4 编写结构化程序 - 4.5 更多关于函数 - 《Python 自然语言处理第二版》

4.5 更多关于函数

4.5 更多关于函数

本节将讨论更高级的特性，你在第一次阅读本章时可能更愿意跳过此节。

作为参数的函数

到目前为止，我们传递给函数的参数一直都是简单的对象，如字符串或列表等结构化对象。Python 也允许我们传递一个函数作为另一个函数的参数。现在，我们可以抽象出操作，对相同数据进行不同操作。正如下面的例子表示的，我们可以传递内置函数len()或用户定义的函数last_letter()作为另一个函数的参数：

>>> sent = ['Take', 'care', 'of', 'the', 'sense', ',', 'and', 'the',
...         'sounds', 'will', 'take', 'care', 'of', 'themselves', '.']
>>> def extract_property(prop):
...     return [prop(word) for word in sent]
...
>>> extract_property(len)
[4, 4, 2, 3, 5, 1, 3, 3, 6, 4, 4, 4, 2, 10, 1]
>>> def last_letter(word):
...     return word[-1]
>>> extract_property(last_letter)
['e', 'e', 'f', 'e', 'e', ',', 'd', 'e', 's', 'l', 'e', 'e', 'f', 's', '.']

对象len和last_letter可以像列表和字典那样被传递。

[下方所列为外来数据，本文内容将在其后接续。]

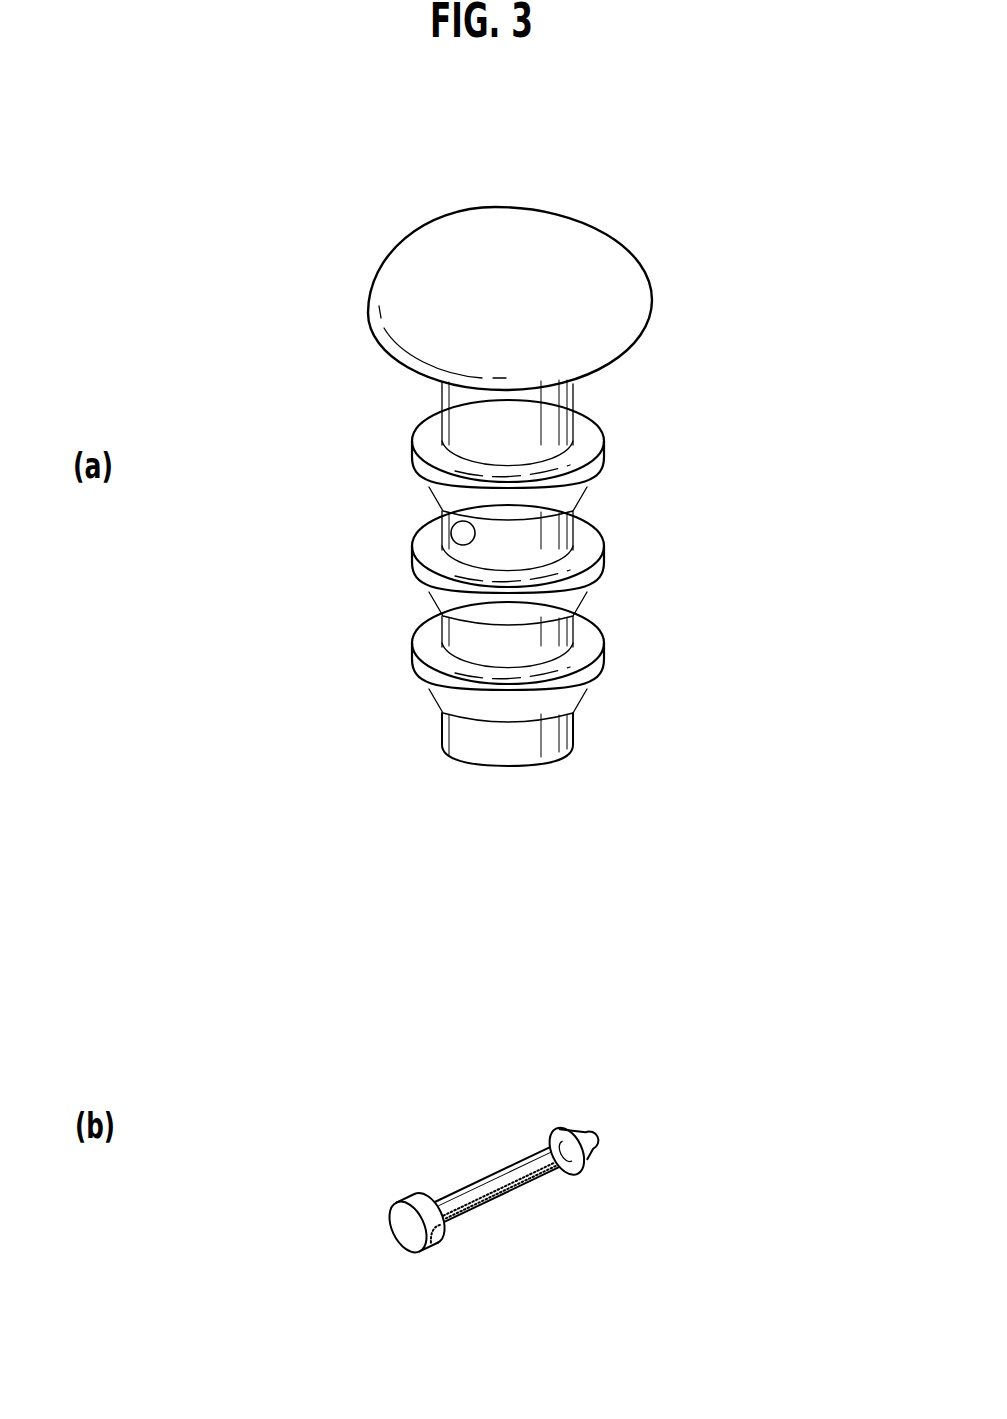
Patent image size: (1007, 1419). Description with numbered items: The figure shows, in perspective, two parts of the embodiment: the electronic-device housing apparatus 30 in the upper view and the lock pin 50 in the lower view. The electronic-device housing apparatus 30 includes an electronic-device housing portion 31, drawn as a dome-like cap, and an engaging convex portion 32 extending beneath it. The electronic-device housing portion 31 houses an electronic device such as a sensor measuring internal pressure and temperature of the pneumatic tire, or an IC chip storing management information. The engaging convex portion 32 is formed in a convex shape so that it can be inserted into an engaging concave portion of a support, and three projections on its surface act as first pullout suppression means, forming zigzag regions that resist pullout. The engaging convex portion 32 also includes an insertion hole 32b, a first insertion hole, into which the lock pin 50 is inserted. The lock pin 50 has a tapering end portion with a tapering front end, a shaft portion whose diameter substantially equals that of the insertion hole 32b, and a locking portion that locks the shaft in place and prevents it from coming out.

The electronic-device housing apparatus 30 is at (487, 417).
The electronic-device housing portion 31 is at (627, 276).
The engaging convex portion 32 is at (481, 573).
The insertion hole 32b is at (460, 532).
The lock pin 50 is at (537, 1180).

请注意，只有在我们调用该函数时，才在函数名后使用括号；当我们只是将函数作为一个对象，括号被省略。

Python 提供了更多的方式来定义函数作为其他函数的参数，即所谓的 lambda 表达式。试想在很多地方没有必要使用上述的last_letter()函数，因此没有必要给它一个名字。我们可以等价地写以下内容：

>>> extract_property(lambda w: w[-1])
['e', 'e', 'f', 'e', 'e', ',', 'd', 'e', 's', 'l', 'e', 'e', 'f', 's', '.']

我们的下一个例子演示传递一个函数给sorted()函数。当我们用唯一的参数（需要排序的链表）调用后者，它使用内置的比较函数cmp()。然而，我们可以提供自己的排序函数，例如按长度递减排序。

>>> sorted(sent)
[',', '.', 'Take', 'and', 'care', 'care', 'of', 'of', 'sense', 'sounds',
'take', 'the', 'the', 'themselves', 'will']
>>> sorted(sent, cmp)
[',', '.', 'Take', 'and', 'care', 'care', 'of', 'of', 'sense', 'sounds',
'take', 'the', 'the', 'themselves', 'will']
>>> sorted(sent, lambda x, y: cmp(len(y), len(x)))
['themselves', 'sounds', 'sense', 'Take', 'care', 'will', 'take', 'care',
'the', 'and', 'the', 'of', 'of', ',', '.']

累计函数

这些函数以初始化一些存储开始，迭代和处理输入的数据，最后返回一些最终的对象（一个大的结构或汇总的结果）。做到这一点的一个标准的方式是初始化一个空链表，累计材料，然后返回这个链表，如4.6中所示函数search1()。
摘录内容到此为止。